By Khaled Diab
A new search engine claims to filter out ‘haram’ (sinful) content for the faithful. Should non-believers now demand their own version – let’s call it Godpile – that blocks religious content?
10 September 2009
We live in tough times for the faithful, for vice has gone virtual and a worldwide web of sin has been weaved online. The fleshpods of the internet make the fleshpots of Egypt seem tame in comparison, and all the godlessness online would make the throne in heaven shake in rage.
Perhaps not to be outdone, a Muslim equivalent has also just been launched in time for Ramadan, a time when virtuousness is an extra-special virtue. I’mHalal claims to filter out haram or sinful content, and may soon promote halal or virtuous content through special widgets.
“Our goal is to create a safe environment for Muslims to search the worldwide web,” said the search engine’s creator Reza Sardeha, an Iranian-Kuwaiti based in the Netherlands. In addition to blocking sexually explicit content, I’mHalal is also progressively excluding content deemed to be haram by selected Islamic scholars.
Secular and progressive Muslims are not amused. “Muslims are not children. What’s the point of free will if someone else always decides for you what’s right and what’s wrong?” believes Mona Eltahawy, an Egyptian journalist based in New York.
Even some devout Muslims find it objectionable. “Two words I’m absolutely sick of: halal and shari’a – and coming from a practicing Muslim that’s saying something. One more Halal invention and I’m converting to Scientology,” said one commenter on Facebook discussion.
Despite the protests that this amounts to censorship, Sardeha insists that: “We have absolutely no intention of being a dictatorial search engine” and that I’mHalal is not intended to be a “political censor”.
But determining what is sinful is no easy feat. Halal, like its cousin kosher, is pretty straightforward when it comes to diet. The overwhelming majority of Muslims accept that eating pork and drinking alcohol is haram (sinful).
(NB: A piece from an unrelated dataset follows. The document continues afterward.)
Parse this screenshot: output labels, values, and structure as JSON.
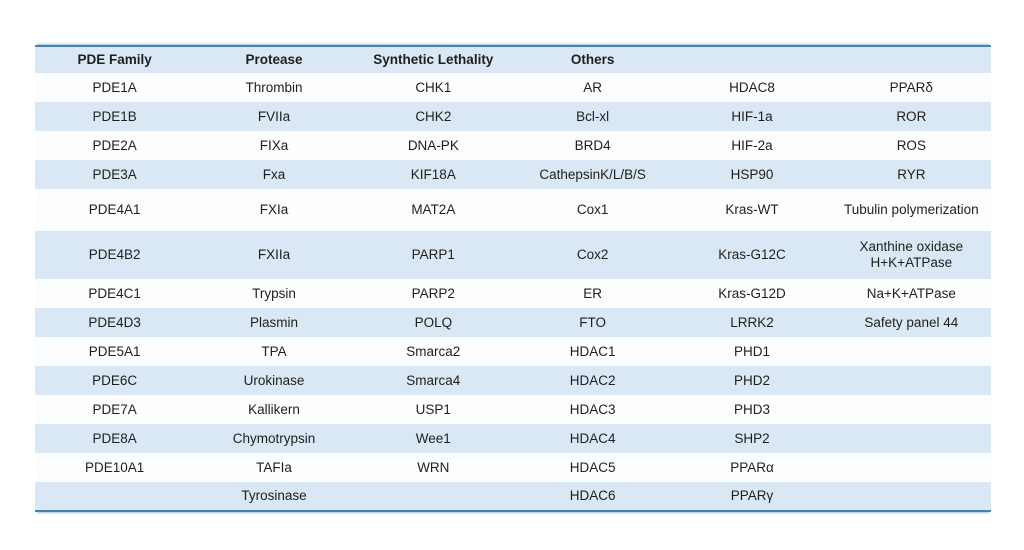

Of course, many are willing to run the risk of divine retribution (“vengeance will be wine”?) to savour the joys of intoxication, but even if a flying pig landed beside them on a desert island, they might well not eat it.
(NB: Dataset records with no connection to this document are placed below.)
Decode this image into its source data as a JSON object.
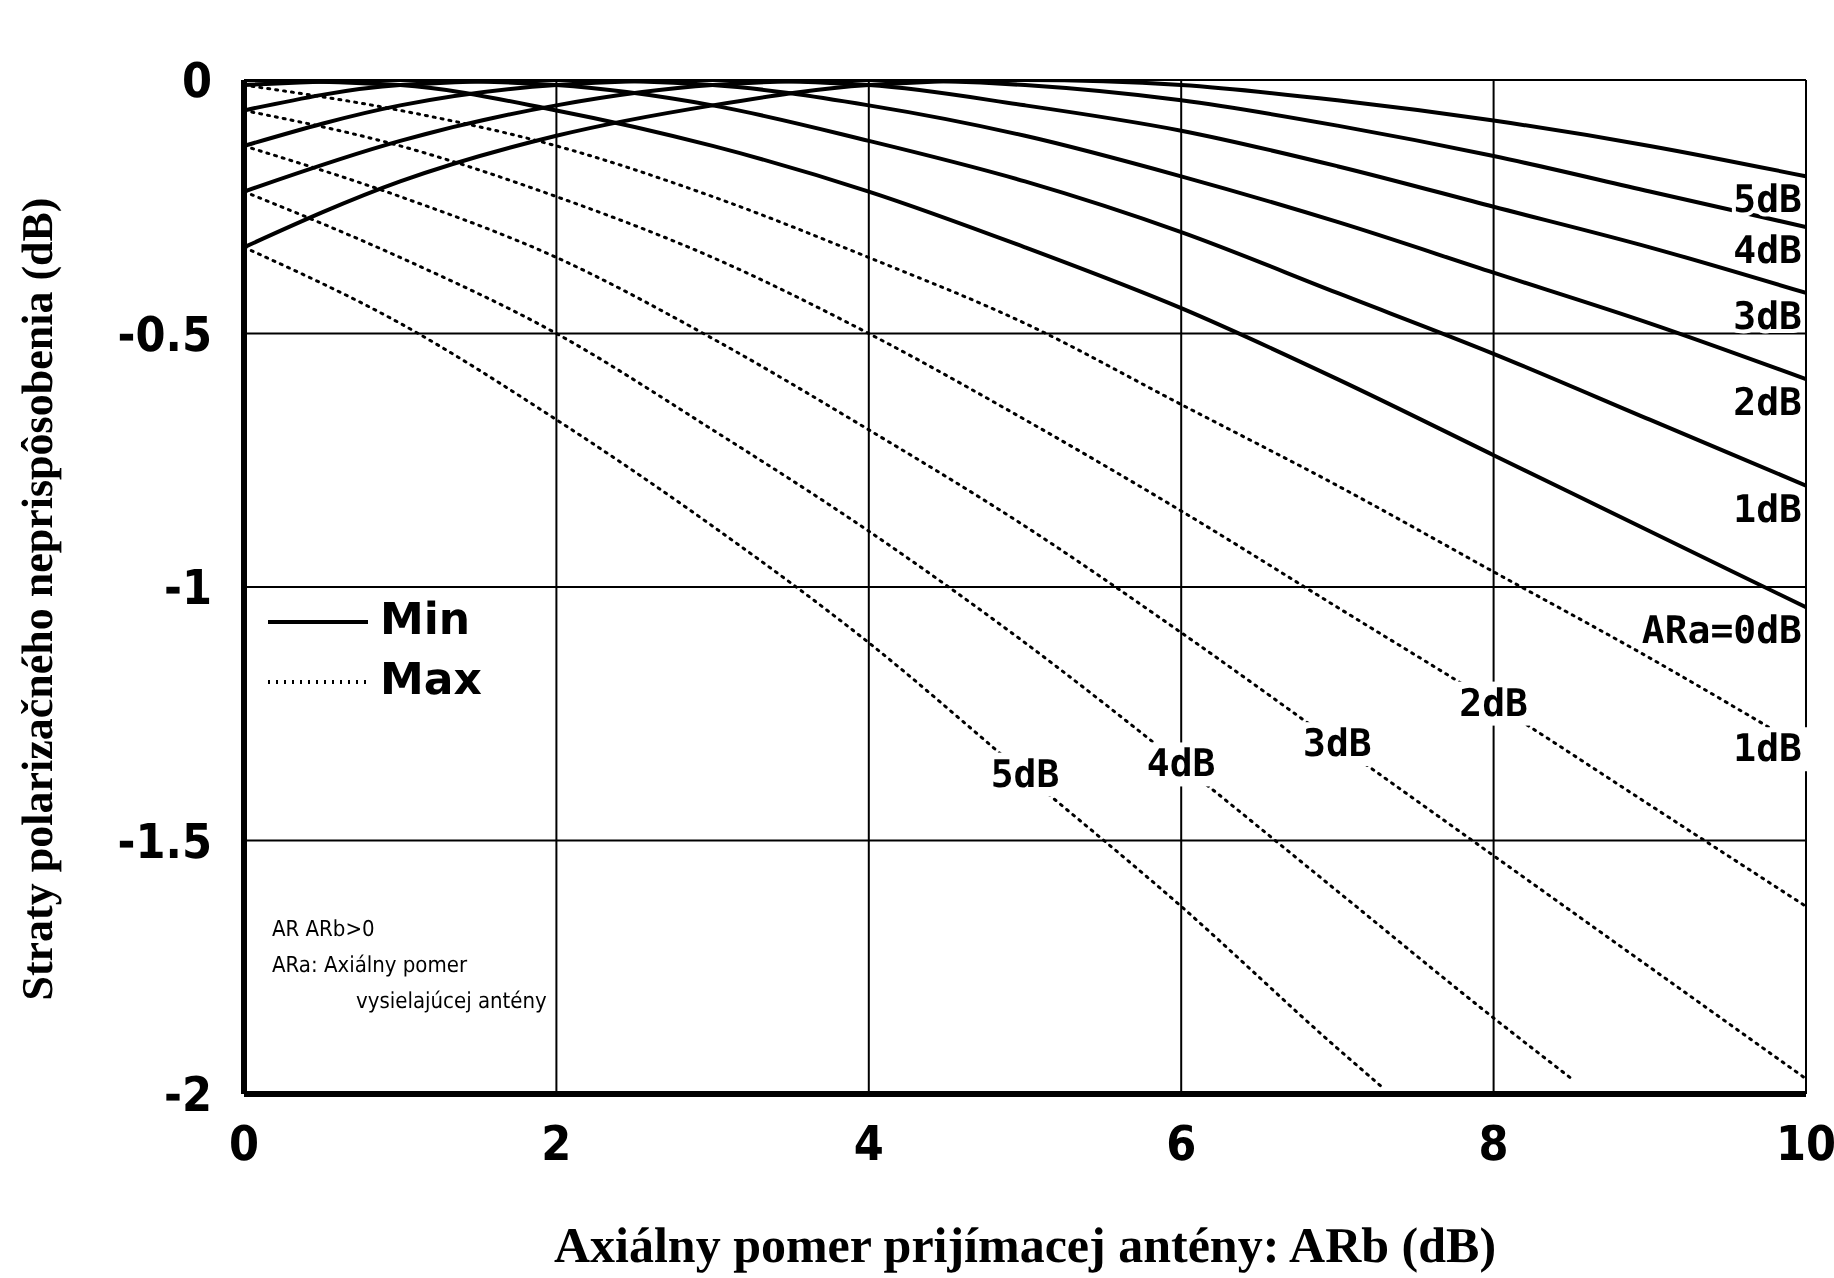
{
  "chart_data": {
    "type": "line",
    "xlabel": "Axiálny pomer prijímacej antény: ARb (dB)",
    "ylabel": "Straty polarizačného neprispôsobenia (dB)",
    "xlim": [
      0,
      10
    ],
    "ylim": [
      -2,
      0
    ],
    "xticks": [
      0,
      2,
      4,
      6,
      8,
      10
    ],
    "yticks": [
      -2,
      -1.5,
      -1,
      -0.5,
      0
    ],
    "grid": true,
    "annotations": [
      "Min",
      "Max",
      "AR ARb>0",
      "ARa: Axiálny pomer",
      "vysielajúcej antény"
    ],
    "x": [
      0,
      1,
      2,
      3,
      4,
      5,
      6,
      7,
      8,
      9,
      10
    ],
    "series": [
      {
        "name": "ARa=0dB",
        "color": "#000000",
        "line_style": "solid",
        "values": [
          0,
          -0.01,
          -0.06,
          -0.13,
          -0.22,
          -0.33,
          -0.45,
          -0.59,
          -0.74,
          -0.89,
          -1.04
        ]
      },
      {
        "name": "1dB",
        "color": "#000000",
        "line_style": "solid",
        "values": [
          -0.01,
          0,
          -0.01,
          -0.05,
          -0.12,
          -0.2,
          -0.3,
          -0.42,
          -0.54,
          -0.67,
          -0.8
        ]
      },
      {
        "name": "2dB",
        "color": "#000000",
        "line_style": "solid",
        "values": [
          -0.06,
          -0.01,
          0,
          -0.01,
          -0.05,
          -0.11,
          -0.19,
          -0.28,
          -0.38,
          -0.48,
          -0.59
        ]
      },
      {
        "name": "3dB",
        "color": "#000000",
        "line_style": "solid",
        "values": [
          -0.13,
          -0.05,
          -0.01,
          0,
          -0.01,
          -0.05,
          -0.1,
          -0.17,
          -0.25,
          -0.33,
          -0.42
        ]
      },
      {
        "name": "4dB",
        "color": "#000000",
        "line_style": "solid",
        "values": [
          -0.22,
          -0.12,
          -0.05,
          -0.01,
          0,
          -0.01,
          -0.04,
          -0.09,
          -0.15,
          -0.22,
          -0.29
        ]
      },
      {
        "name": "5dB",
        "color": "#000000",
        "line_style": "solid",
        "values": [
          -0.33,
          -0.2,
          -0.11,
          -0.05,
          -0.01,
          0,
          -0.01,
          -0.04,
          -0.08,
          -0.13,
          -0.19
        ]
      },
      {
        "name": "1dB",
        "color": "#000000",
        "line_style": "dotted",
        "values": [
          -0.01,
          -0.06,
          -0.13,
          -0.23,
          -0.35,
          -0.48,
          -0.64,
          -0.8,
          -0.97,
          -1.14,
          -1.32
        ]
      },
      {
        "name": "2dB",
        "color": "#000000",
        "line_style": "dotted",
        "values": [
          -0.06,
          -0.13,
          -0.23,
          -0.35,
          -0.5,
          -0.67,
          -0.85,
          -1.04,
          -1.23,
          -1.43,
          -1.63
        ]
      },
      {
        "name": "3dB",
        "color": "#000000",
        "line_style": "dotted",
        "values": [
          -0.13,
          -0.23,
          -0.35,
          -0.51,
          -0.69,
          -0.88,
          -1.09,
          -1.31,
          -1.53,
          -1.75,
          -1.97
        ]
      },
      {
        "name": "4dB",
        "color": "#000000",
        "line_style": "dotted",
        "x": [
          0,
          1,
          2,
          3,
          4,
          5,
          6,
          7,
          8,
          8.5
        ],
        "values": [
          -0.22,
          -0.35,
          -0.5,
          -0.69,
          -0.89,
          -1.11,
          -1.35,
          -1.6,
          -1.85,
          -1.97
        ]
      },
      {
        "name": "5dB",
        "color": "#000000",
        "line_style": "dotted",
        "x": [
          0,
          1,
          2,
          3,
          4,
          5,
          6,
          7,
          7.3
        ],
        "values": [
          -0.33,
          -0.48,
          -0.67,
          -0.88,
          -1.11,
          -1.37,
          -1.63,
          -1.91,
          -1.99
        ]
      }
    ]
  }
}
However, beyond the bread-and-butter issue of food, determining what is halal is wrought with difficulty. In fact, it could spark a theological controversy and force this search engine, which is currently targeted at “moderate Muslims”, to install varying levels of virtue and vice.
For instance, like Judaism, the strictest interpretations of Islam ban “graven images”, not to mention poetry and song. Should an Islamic search engine, then, block YouTube, TV channels and all embedded images on a page?
How about non-halal views? Should a search engine like this not return results that contradict Islamic orthodoxy, are critical of Islam, or advocate atheism? Although I understand why people adhere to a faith and take a more nuanced view of religion than many other non-believers, I write plenty of stuff that would be considered haram.
Luckily for me and open-minded Muslims, I’mHalal does not seem to have blocked my writings questioning Islam and religion, such as my guides to Ramadan for the non-believer and the drinker, or my piece on atheism in Islam.
Although I don’t like the idea of divine or worldly censorship, my belief in freedom of choice means I cannot object to self-censorship of this sort. The danger is that, once the technology is perfected, theocratic regimes, such as in Saudi Arabia or Iran, could force citizens to use it and block other alternatives.
But as the genie is now out of the bottle, at this rate we may soon have search engines designed to answer people’s spiritual questions modelled on the Ask Jeeves format, possibly named Ask Jehovah or Ask Allah. Since there seems to be a growing market for niche search engines, may be we’ll soon get one for atheists, perhaps it could be called Godpile, which blocks religious content. Personally, I wouldn’t use Godpile, just as I wouldn’t use I’mHalal, but there might be a market for it out there.